The Deschutes and Crooked River branches of the lake are within the boundaries of The Cove Palisades State Park. The south shores of the Metolius River are public lands administered by the Bureau of Land Management and the United States Forest Service, while the north shores are part of the Warm Springs Indian Reservation. Along with the Island peninsula, there is one island in the lake named Chinook Island.

Lake Billy Chinook is a very popular recreational lake in Central Oregon for water skiing, sailing, jet skiing and boating. There are four boat launches around the lake, as well a marina and café on the east shore named the Cove Palisades Resort, which also offers rentals of houseboats and various other watercraft.

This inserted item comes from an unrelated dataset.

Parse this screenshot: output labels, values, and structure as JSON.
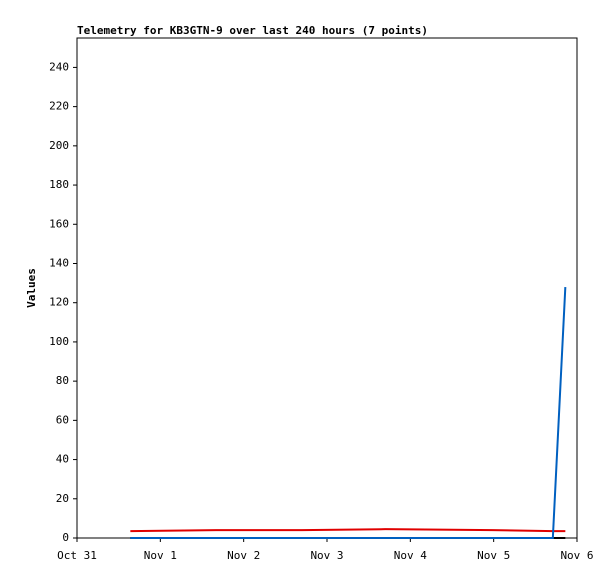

Southwest of the lake is Lake Billy Chinook Airport, a small, privately owned, public use airport.

=== Fishing ===
Lake Billy Chinook offers fishing for brown trout, smallmouth bass, rainbow trout, and Kokanee, a land-locked salmon. The lake is also one of the few bodies of water in the United States where bull trout, a threatened species that thrives in Lake Billy Chinook, can be legally fished. The state record bull trout, weighing 23 lbs., 2 ounces was harvested from Lake Billy Chinook in 1989, though a much larger specimen thought to potentially be a world record catch was caught and released by an angler in 2023.

As of 2014, the Metolius arm of the lake is closed to fishing, without a tribal permit.

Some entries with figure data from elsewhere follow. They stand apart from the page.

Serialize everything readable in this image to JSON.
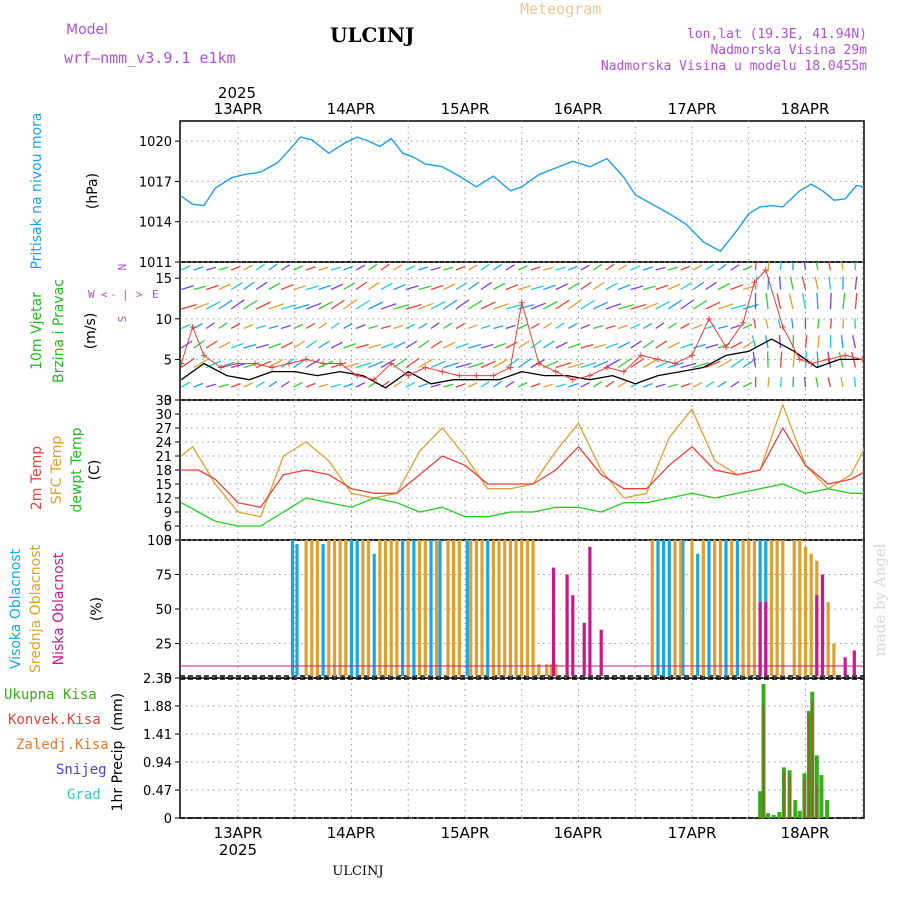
{
  "header": {
    "model_label": "Model",
    "model_name": "wrf–nmm_v3.9.1  e1km",
    "station": "ULCINJ",
    "meteogram": "Meteogram",
    "lonlat": "lon,lat (19.3E, 41.94N)",
    "elevation": "Nadmorska Visina 29m",
    "model_elevation": "Nadmorska Visina u modelu 18.0455m"
  },
  "footer": {
    "station": "ULCINJ",
    "watermark": "made by Angel"
  },
  "time_axis": {
    "year": "2025",
    "days": [
      "13APR",
      "14APR",
      "15APR",
      "16APR",
      "17APR",
      "18APR"
    ]
  },
  "colors": {
    "pressure": "#1ea0e6",
    "wind_speed": "#000000",
    "wind_gust": "#e8413c",
    "temp2m": "#e8413c",
    "sfc_temp": "#e0a030",
    "dewpoint": "#22cc22",
    "cloud_high": "#18a8e0",
    "cloud_mid": "#e0a030",
    "cloud_low": "#c8188c",
    "precip_total": "#3aaa1e",
    "precip_conv": "#e8413c",
    "precip_frozen": "#e07a30",
    "snow": "#4444dd",
    "hail": "#33cccc"
  },
  "chart_data": [
    {
      "type": "line",
      "title": "",
      "ylabel_lines": [
        "Pritisak na nivou mora"
      ],
      "unit": "(hPa)",
      "yticks": [
        "1020",
        "1017",
        "1014",
        "1011"
      ],
      "ylim": [
        1011,
        1021.5
      ],
      "x_unit_days_from": "2025-04-12T12",
      "series": [
        {
          "x": [
            0,
            0.1,
            0.2,
            0.3,
            0.45,
            0.55,
            0.7,
            0.85,
            1.0,
            1.05,
            1.15,
            1.3,
            1.45,
            1.55,
            1.65,
            1.75,
            1.85,
            1.95,
            2.05,
            2.15,
            2.3,
            2.45,
            2.6,
            2.75,
            2.9,
            3.0,
            3.15,
            3.3,
            3.45,
            3.6,
            3.75,
            3.9,
            4.0,
            4.15,
            4.3,
            4.45,
            4.6,
            4.75,
            4.9,
            5.0,
            5.1,
            5.2,
            5.3,
            5.45,
            5.55,
            5.65,
            5.75,
            5.85,
            5.95,
            6.05
          ],
          "values": [
            1015.9,
            1015.3,
            1015.2,
            1016.5,
            1017.3,
            1017.5,
            1017.7,
            1018.4,
            1019.8,
            1020.3,
            1020.1,
            1019.1,
            1019.9,
            1020.3,
            1020.0,
            1019.6,
            1020.2,
            1019.1,
            1018.8,
            1018.3,
            1018.1,
            1017.4,
            1016.6,
            1017.4,
            1016.3,
            1016.6,
            1017.5,
            1018.0,
            1018.5,
            1018.1,
            1018.7,
            1017.3,
            1016.0,
            1015.3,
            1014.6,
            1013.8,
            1012.5,
            1011.8,
            1013.4,
            1014.6,
            1015.1,
            1015.2,
            1015.1,
            1016.3,
            1016.8,
            1016.3,
            1015.6,
            1015.7,
            1016.7,
            1016.5
          ]
        }
      ]
    },
    {
      "type": "line",
      "title": "",
      "ylabel_lines": [
        "10m Vjetar",
        "Brzina i Pravac"
      ],
      "unit": "(m/s)",
      "compass_labels": [
        "N",
        "W",
        "E",
        "S",
        "<",
        "-",
        "|",
        ">"
      ],
      "yticks": [
        "15",
        "10",
        "5",
        "0"
      ],
      "ylim": [
        0,
        17
      ],
      "series": [
        {
          "name": "speed",
          "x": [
            0,
            0.2,
            0.4,
            0.6,
            0.8,
            1.0,
            1.2,
            1.4,
            1.6,
            1.8,
            2.0,
            2.2,
            2.4,
            2.6,
            2.8,
            3.0,
            3.2,
            3.4,
            3.6,
            3.8,
            4.0,
            4.2,
            4.4,
            4.6,
            4.8,
            5.0,
            5.2,
            5.4,
            5.6,
            5.8,
            6.0
          ],
          "values": [
            2.5,
            4.5,
            3.0,
            2.5,
            3.5,
            3.5,
            3.0,
            3.5,
            3.0,
            1.5,
            3.5,
            2.0,
            2.5,
            2.5,
            2.5,
            3.5,
            3.0,
            3.0,
            2.5,
            3.0,
            2.0,
            3.0,
            3.5,
            4.0,
            5.5,
            6.0,
            7.5,
            6.0,
            4.0,
            5.0,
            5.0
          ]
        },
        {
          "name": "gust",
          "x": [
            0,
            0.1,
            0.2,
            0.35,
            0.5,
            0.65,
            0.8,
            0.95,
            1.1,
            1.25,
            1.4,
            1.55,
            1.7,
            1.85,
            2.0,
            2.15,
            2.3,
            2.45,
            2.6,
            2.75,
            2.9,
            3.0,
            3.15,
            3.3,
            3.45,
            3.6,
            3.75,
            3.9,
            4.05,
            4.2,
            4.35,
            4.5,
            4.65,
            4.8,
            4.95,
            5.05,
            5.15,
            5.3,
            5.45,
            5.55,
            5.7,
            5.85,
            6.0
          ],
          "values": [
            4.5,
            9.0,
            5.5,
            4.0,
            4.5,
            4.5,
            4.0,
            4.5,
            5.0,
            4.5,
            4.5,
            3.0,
            2.5,
            4.5,
            3.0,
            4.0,
            3.5,
            3.0,
            3.0,
            3.0,
            4.0,
            12.0,
            4.5,
            3.5,
            2.5,
            3.0,
            4.0,
            3.5,
            5.5,
            5.0,
            4.5,
            5.5,
            10.0,
            6.5,
            9.5,
            14.5,
            16.0,
            9.0,
            5.0,
            4.5,
            5.0,
            5.5,
            5.0
          ]
        }
      ]
    },
    {
      "type": "line",
      "title": "",
      "ylabel_lines": [
        "2m Temp",
        "SFC Temp",
        "dewpt Temp"
      ],
      "unit": "(C)",
      "yticks": [
        "33",
        "30",
        "27",
        "24",
        "21",
        "18",
        "15",
        "12",
        "9",
        "6",
        "3"
      ],
      "ylim": [
        3,
        33
      ],
      "series": [
        {
          "name": "2m Temp",
          "x": [
            0,
            0.15,
            0.3,
            0.5,
            0.7,
            0.9,
            1.1,
            1.3,
            1.5,
            1.7,
            1.9,
            2.1,
            2.3,
            2.5,
            2.7,
            2.9,
            3.1,
            3.3,
            3.5,
            3.7,
            3.9,
            4.1,
            4.3,
            4.5,
            4.7,
            4.9,
            5.1,
            5.3,
            5.5,
            5.7,
            5.9,
            6.05
          ],
          "values": [
            18,
            18,
            16,
            11,
            10,
            17,
            18,
            17,
            14,
            13,
            13,
            17,
            21,
            19,
            15,
            15,
            15,
            18,
            23,
            17,
            14,
            14,
            19,
            23,
            18,
            17,
            18,
            27,
            19,
            15,
            16,
            18
          ]
        },
        {
          "name": "SFC Temp",
          "x": [
            0,
            0.1,
            0.3,
            0.5,
            0.7,
            0.9,
            1.1,
            1.3,
            1.5,
            1.7,
            1.9,
            2.1,
            2.3,
            2.5,
            2.7,
            2.9,
            3.1,
            3.3,
            3.5,
            3.7,
            3.9,
            4.1,
            4.3,
            4.5,
            4.7,
            4.9,
            5.1,
            5.3,
            5.5,
            5.7,
            5.9,
            6.05
          ],
          "values": [
            21,
            23,
            15,
            9,
            8,
            21,
            24,
            20,
            13,
            12,
            13,
            22,
            27,
            21,
            14,
            14,
            15,
            22,
            28,
            18,
            12,
            13,
            25,
            31,
            20,
            17,
            18,
            32,
            19,
            14,
            17,
            24
          ]
        },
        {
          "name": "dewpt Temp",
          "x": [
            0,
            0.15,
            0.3,
            0.5,
            0.7,
            0.9,
            1.1,
            1.3,
            1.5,
            1.7,
            1.9,
            2.1,
            2.3,
            2.5,
            2.7,
            2.9,
            3.1,
            3.3,
            3.5,
            3.7,
            3.9,
            4.1,
            4.3,
            4.5,
            4.7,
            4.9,
            5.1,
            5.3,
            5.5,
            5.7,
            5.9,
            6.05
          ],
          "values": [
            11,
            9,
            7,
            6,
            6,
            9,
            12,
            11,
            10,
            12,
            11,
            9,
            10,
            8,
            8,
            9,
            9,
            10,
            10,
            9,
            11,
            11,
            12,
            13,
            12,
            13,
            14,
            15,
            13,
            14,
            13,
            13
          ]
        }
      ]
    },
    {
      "type": "bar",
      "title": "",
      "ylabel_lines": [
        "Visoka Oblacnost",
        "Srednja Oblacnost",
        "Niska Oblacnost"
      ],
      "unit": "(%)",
      "yticks": [
        "100",
        "75",
        "50",
        "25",
        "0"
      ],
      "ylim": [
        0,
        100
      ],
      "series": [
        {
          "name": "Visoka Oblacnost",
          "x": [
            0.98,
            1.02,
            1.25,
            1.5,
            1.55,
            1.7,
            1.95,
            2.05,
            2.2,
            2.28,
            2.52,
            2.7,
            4.2,
            4.25,
            4.3,
            4.42,
            4.55,
            4.65,
            4.8,
            4.9,
            5.1,
            5.15
          ],
          "values": [
            100,
            97,
            97,
            100,
            100,
            90,
            100,
            100,
            100,
            100,
            100,
            100,
            100,
            100,
            100,
            100,
            90,
            100,
            100,
            100,
            100,
            100
          ]
        },
        {
          "name": "Srednja Oblacnost",
          "x": [
            1.1,
            1.15,
            1.2,
            1.3,
            1.35,
            1.4,
            1.45,
            1.6,
            1.65,
            1.75,
            1.8,
            1.85,
            1.9,
            2.0,
            2.1,
            2.15,
            2.25,
            2.35,
            2.4,
            2.45,
            2.55,
            2.6,
            2.65,
            2.75,
            2.8,
            2.85,
            2.9,
            2.95,
            3.0,
            3.05,
            3.1,
            3.15,
            3.22,
            3.26,
            3.3,
            4.15,
            4.35,
            4.4,
            4.5,
            4.6,
            4.7,
            4.75,
            4.85,
            4.95,
            5.0,
            5.05,
            5.2,
            5.25,
            5.3,
            5.4,
            5.45,
            5.5,
            5.55,
            5.6,
            5.65,
            5.7,
            5.75
          ],
          "values": [
            100,
            100,
            100,
            100,
            100,
            100,
            100,
            100,
            100,
            100,
            100,
            100,
            100,
            100,
            100,
            100,
            100,
            100,
            100,
            100,
            100,
            100,
            100,
            100,
            100,
            100,
            100,
            100,
            100,
            100,
            100,
            10,
            10,
            10,
            10,
            100,
            100,
            100,
            100,
            100,
            100,
            100,
            100,
            100,
            100,
            100,
            100,
            100,
            100,
            100,
            100,
            95,
            90,
            85,
            75,
            55,
            25
          ]
        },
        {
          "name": "Niska Oblacnost",
          "x": [
            3.28,
            3.4,
            3.45,
            3.55,
            3.6,
            3.7,
            5.1,
            5.15,
            5.6,
            5.65,
            5.85,
            5.93
          ],
          "values": [
            80,
            75,
            60,
            40,
            95,
            35,
            55,
            55,
            60,
            75,
            15,
            20
          ]
        }
      ]
    },
    {
      "type": "bar",
      "title": "",
      "ylabel_lines": [
        "1hr Precip"
      ],
      "unit": "(mm)",
      "legend": [
        "Ukupna Kisa",
        "Konvek.Kisa",
        "Zaledj.Kisa",
        "Snijeg",
        "Grad"
      ],
      "yticks": [
        "2.35",
        "1.88",
        "1.41",
        "0.94",
        "0.47",
        "0"
      ],
      "ylim": [
        0,
        2.35
      ],
      "series": [
        {
          "name": "Ukupna Kisa",
          "x": [
            5.1,
            5.13,
            5.17,
            5.22,
            5.27,
            5.31,
            5.36,
            5.41,
            5.45,
            5.49,
            5.53,
            5.56,
            5.6,
            5.64,
            5.69
          ],
          "values": [
            0.45,
            2.25,
            0.08,
            0.05,
            0.1,
            0.85,
            0.8,
            0.3,
            0.12,
            0.75,
            1.8,
            2.12,
            1.05,
            0.72,
            0.3
          ]
        },
        {
          "name": "Konvek.Kisa",
          "x": [
            5.13,
            5.31,
            5.36,
            5.49,
            5.53,
            5.56,
            5.6
          ],
          "values": [
            1.9,
            0.75,
            0.7,
            0.65,
            1.75,
            1.95,
            0.55
          ]
        }
      ]
    }
  ]
}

=== Cove Palisades State Park ===
The majority of Lake Billy Chinook is surrounded by The Cove Palisades State Park. The state park offers both camping and lodging and is open all year for day use. The Cove Palisades consists of two campgrounds: Crooked River Campground (open all year) and the Deschutes Campground which is open from mid-May to mid-September. The Crooked River Campground is located higher up in the canyon where as the Deschutes Campground is walking distance from the water.

== The Island ==
Between the Deschutes and Crooked River branches of the lake, there is a large and isolated 208 acre, 1.75 mi peninsular plateau named the Island. The Island is surrounded on three sides by vertical cliffs at heights of 200 ft to 700 ft above the water. The Island was designated a Research Natural Area by the Bureau of Land Management (BLM) in 1986. In 1997, the BLM closed the Island to the public, although educational institutions and conservation groups are permitted to visit between May and mid-February.

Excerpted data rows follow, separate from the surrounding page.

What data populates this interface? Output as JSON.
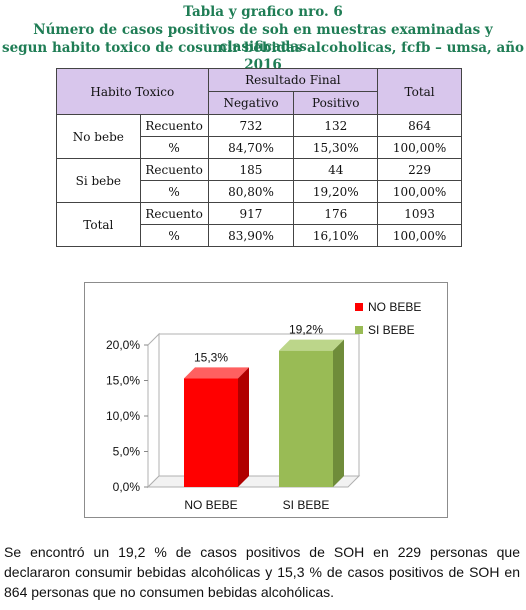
{
  "heading": {
    "line1": "Tabla y grafico nro. 6",
    "line2": "Número de casos positivos de soh en muestras examinadas y clasificadas",
    "line3": "segun habito toxico de cosumir bebidas alcoholicas, fcfb – umsa, año 2016"
  },
  "table": {
    "col_habito": "Habito Toxico",
    "col_resultado": "Resultado Final",
    "col_negativo": "Negativo",
    "col_positivo": "Positivo",
    "col_total": "Total",
    "groups": [
      {
        "label": "No bebe",
        "rows": [
          {
            "measure": "Recuento",
            "negativo": "732",
            "positivo": "132",
            "total": "864"
          },
          {
            "measure": "%",
            "negativo": "84,70%",
            "positivo": "15,30%",
            "total": "100,00%"
          }
        ]
      },
      {
        "label": "Si bebe",
        "rows": [
          {
            "measure": "Recuento",
            "negativo": "185",
            "positivo": "44",
            "total": "229"
          },
          {
            "measure": "%",
            "negativo": "80,80%",
            "positivo": "19,20%",
            "total": "100,00%"
          }
        ]
      },
      {
        "label": "Total",
        "rows": [
          {
            "measure": "Recuento",
            "negativo": "917",
            "positivo": "176",
            "total": "1093"
          },
          {
            "measure": "%",
            "negativo": "83,90%",
            "positivo": "16,10%",
            "total": "100,00%"
          }
        ]
      }
    ]
  },
  "chart_data": {
    "type": "bar",
    "categories": [
      "NO BEBE",
      "SI BEBE"
    ],
    "values": [
      15.3,
      19.2
    ],
    "value_labels": [
      "15,3%",
      "19,2%"
    ],
    "ytick_labels": [
      "0,0%",
      "5,0%",
      "10,0%",
      "15,0%",
      "20,0%"
    ],
    "yticks": [
      0,
      5,
      10,
      15,
      20
    ],
    "ylim": [
      0,
      20
    ],
    "legend": [
      "NO BEBE",
      "SI BEBE"
    ],
    "legend_position": "top-right",
    "colors": [
      "#ff0000",
      "#99bb55"
    ],
    "three_d": true,
    "grid": false
  },
  "caption": "Se encontró un 19,2 % de casos positivos de SOH en 229 personas que declararon consumir bebidas alcohólicas y 15,3 % de casos positivos de SOH en 864 personas que no consumen bebidas alcohólicas."
}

Owing to the steep cliffs that surround it, the Island has never been grazed by livestock, except for one season of grazing by sheep in 1921. As a result, it contains one of the United States' last remaining undisturbed communities of two native vegetation types: western juniper-big sagebrush-bluebunch wheatgrass and western juniper-big sagebrush-bitterbrush. It also is an unusual home to the striped whiptail lizard, a species of southwestern U.S. deserts that settled the Island by escaping from a recreational vehicle.

The Island has not faced a sizable fire in the last century. The lack of a major fire has supported the strong presence of woody vegetation on the Island. The BLM plans to let any fire naturally burn as part of their research, contingent on weather conditions and personnel that can prevent it from affecting the Cove Palisades State Park facilities below the Island.

In 2011, U.S. Secretary of the Interior Ken Salazar designated the Island a National Natural Landmark. It is one of eleven National Natural Landmarks in Oregon.